The trip from the helicopter had been strenuous, as they fought the wind, the snowdrifts and the darkness. Of the three, the dark was the worst.
The snowmobiles had a night vision system built in. It linked to a heads-up display projected on the windshield in front of the driver. So far, it had proved itself to be almost useless.
Like most night vision systems, it worked by amplifying visible light. Yet amid a storm, in the middle of the Antarctic night, almost no light at all was reaching the ground. What it did pick up were millions of chaotically swirling snowflakes.

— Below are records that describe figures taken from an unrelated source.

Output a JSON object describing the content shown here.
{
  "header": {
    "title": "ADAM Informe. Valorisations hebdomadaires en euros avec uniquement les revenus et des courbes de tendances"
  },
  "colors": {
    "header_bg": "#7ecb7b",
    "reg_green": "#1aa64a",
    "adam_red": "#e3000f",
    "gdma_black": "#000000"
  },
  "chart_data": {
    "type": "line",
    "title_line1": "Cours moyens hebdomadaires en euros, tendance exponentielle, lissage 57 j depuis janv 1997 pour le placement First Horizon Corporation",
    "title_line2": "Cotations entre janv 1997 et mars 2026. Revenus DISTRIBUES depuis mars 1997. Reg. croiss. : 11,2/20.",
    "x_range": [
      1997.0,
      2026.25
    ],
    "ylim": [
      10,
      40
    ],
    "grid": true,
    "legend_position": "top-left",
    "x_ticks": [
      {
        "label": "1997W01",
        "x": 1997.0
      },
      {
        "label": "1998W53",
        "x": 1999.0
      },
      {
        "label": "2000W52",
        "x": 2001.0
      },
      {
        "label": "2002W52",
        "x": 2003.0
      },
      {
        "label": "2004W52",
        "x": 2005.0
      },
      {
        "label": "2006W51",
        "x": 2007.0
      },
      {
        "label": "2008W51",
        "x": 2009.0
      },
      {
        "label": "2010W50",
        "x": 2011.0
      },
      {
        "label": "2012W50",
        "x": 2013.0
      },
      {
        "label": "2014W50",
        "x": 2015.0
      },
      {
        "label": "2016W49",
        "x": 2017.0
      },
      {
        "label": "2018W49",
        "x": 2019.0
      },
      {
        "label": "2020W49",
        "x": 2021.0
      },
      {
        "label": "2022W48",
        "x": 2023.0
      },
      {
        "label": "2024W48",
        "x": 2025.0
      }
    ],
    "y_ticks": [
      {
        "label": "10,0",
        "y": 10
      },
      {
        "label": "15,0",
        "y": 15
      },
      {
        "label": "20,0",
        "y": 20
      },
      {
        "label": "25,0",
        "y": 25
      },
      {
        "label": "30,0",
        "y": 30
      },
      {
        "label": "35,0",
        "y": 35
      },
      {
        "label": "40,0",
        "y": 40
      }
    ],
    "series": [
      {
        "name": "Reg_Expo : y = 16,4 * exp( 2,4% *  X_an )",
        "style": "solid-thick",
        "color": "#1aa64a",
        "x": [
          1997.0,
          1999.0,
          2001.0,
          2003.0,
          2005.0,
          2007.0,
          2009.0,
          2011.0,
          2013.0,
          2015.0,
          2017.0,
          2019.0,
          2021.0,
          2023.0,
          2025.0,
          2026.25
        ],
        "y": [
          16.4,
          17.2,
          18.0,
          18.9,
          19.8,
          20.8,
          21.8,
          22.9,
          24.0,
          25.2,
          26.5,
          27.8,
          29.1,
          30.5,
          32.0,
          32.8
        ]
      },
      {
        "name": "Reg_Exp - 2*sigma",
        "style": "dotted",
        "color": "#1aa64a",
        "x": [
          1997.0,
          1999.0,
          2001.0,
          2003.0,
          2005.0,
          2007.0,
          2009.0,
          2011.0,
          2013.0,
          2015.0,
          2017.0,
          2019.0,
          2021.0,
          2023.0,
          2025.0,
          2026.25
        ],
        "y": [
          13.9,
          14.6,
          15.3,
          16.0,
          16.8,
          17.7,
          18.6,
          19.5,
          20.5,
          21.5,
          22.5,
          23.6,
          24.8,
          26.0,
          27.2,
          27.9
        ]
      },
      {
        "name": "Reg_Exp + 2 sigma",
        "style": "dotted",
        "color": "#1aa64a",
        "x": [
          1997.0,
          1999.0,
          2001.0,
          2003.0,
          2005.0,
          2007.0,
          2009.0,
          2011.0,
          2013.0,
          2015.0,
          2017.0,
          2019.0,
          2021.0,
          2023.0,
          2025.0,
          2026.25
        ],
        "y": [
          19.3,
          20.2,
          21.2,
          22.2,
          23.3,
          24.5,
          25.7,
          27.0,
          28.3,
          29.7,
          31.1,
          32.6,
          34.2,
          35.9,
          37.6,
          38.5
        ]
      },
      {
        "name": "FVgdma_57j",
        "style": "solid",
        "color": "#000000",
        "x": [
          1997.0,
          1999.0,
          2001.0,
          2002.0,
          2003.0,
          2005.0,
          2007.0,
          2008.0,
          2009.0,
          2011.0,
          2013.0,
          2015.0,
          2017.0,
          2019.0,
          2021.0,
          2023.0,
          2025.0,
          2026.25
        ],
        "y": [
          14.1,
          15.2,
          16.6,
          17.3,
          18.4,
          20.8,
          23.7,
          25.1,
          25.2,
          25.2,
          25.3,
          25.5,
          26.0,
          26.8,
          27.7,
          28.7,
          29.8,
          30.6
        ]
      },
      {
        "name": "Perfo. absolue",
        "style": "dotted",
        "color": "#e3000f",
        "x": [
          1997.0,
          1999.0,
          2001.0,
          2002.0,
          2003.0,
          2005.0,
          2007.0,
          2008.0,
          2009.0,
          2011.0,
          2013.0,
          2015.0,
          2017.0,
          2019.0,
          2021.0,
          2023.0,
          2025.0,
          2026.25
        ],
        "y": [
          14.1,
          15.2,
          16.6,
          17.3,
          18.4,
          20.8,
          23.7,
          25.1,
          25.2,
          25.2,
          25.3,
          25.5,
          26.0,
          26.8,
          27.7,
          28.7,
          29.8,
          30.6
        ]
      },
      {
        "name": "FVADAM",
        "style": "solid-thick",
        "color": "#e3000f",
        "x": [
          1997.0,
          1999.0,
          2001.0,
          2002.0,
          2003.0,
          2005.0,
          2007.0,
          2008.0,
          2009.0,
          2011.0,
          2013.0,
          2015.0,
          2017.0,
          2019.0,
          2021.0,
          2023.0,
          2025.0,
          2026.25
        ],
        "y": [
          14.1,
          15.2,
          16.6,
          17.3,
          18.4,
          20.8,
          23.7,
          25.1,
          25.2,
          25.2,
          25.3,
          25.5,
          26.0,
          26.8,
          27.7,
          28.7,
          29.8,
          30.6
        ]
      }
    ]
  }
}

Switching to infrared mode proved slightly more effective. Kurt was able to see a difference between the landforms and the sky, the difference between rocks and snow. Ironically, the snow was warmer. But deep drifts and drop-offs were hard to spot. And despite riding at a reduced speed, they still had occasion to take urgent evasive action.
With little choice in the matter, they’d been forced to turn on the headlight that was tucked underneath each snowmobile’s chin. Like fog lights on a sports car, it was supposed to illuminate the ground but not the falling snow. They offered, at best, fifty feet of visibility. Even that was an improvement.
Because Kurt had to concentrate so intently on the actual driving, he was relying on Joe for directions. Joe had the GPS tablet locked in a stand. He was using the map that Rudi and Hiram had created from the reconnaissance flight to help them avoid areas of rough terrain or fissures in the ice waiting to swallow them up.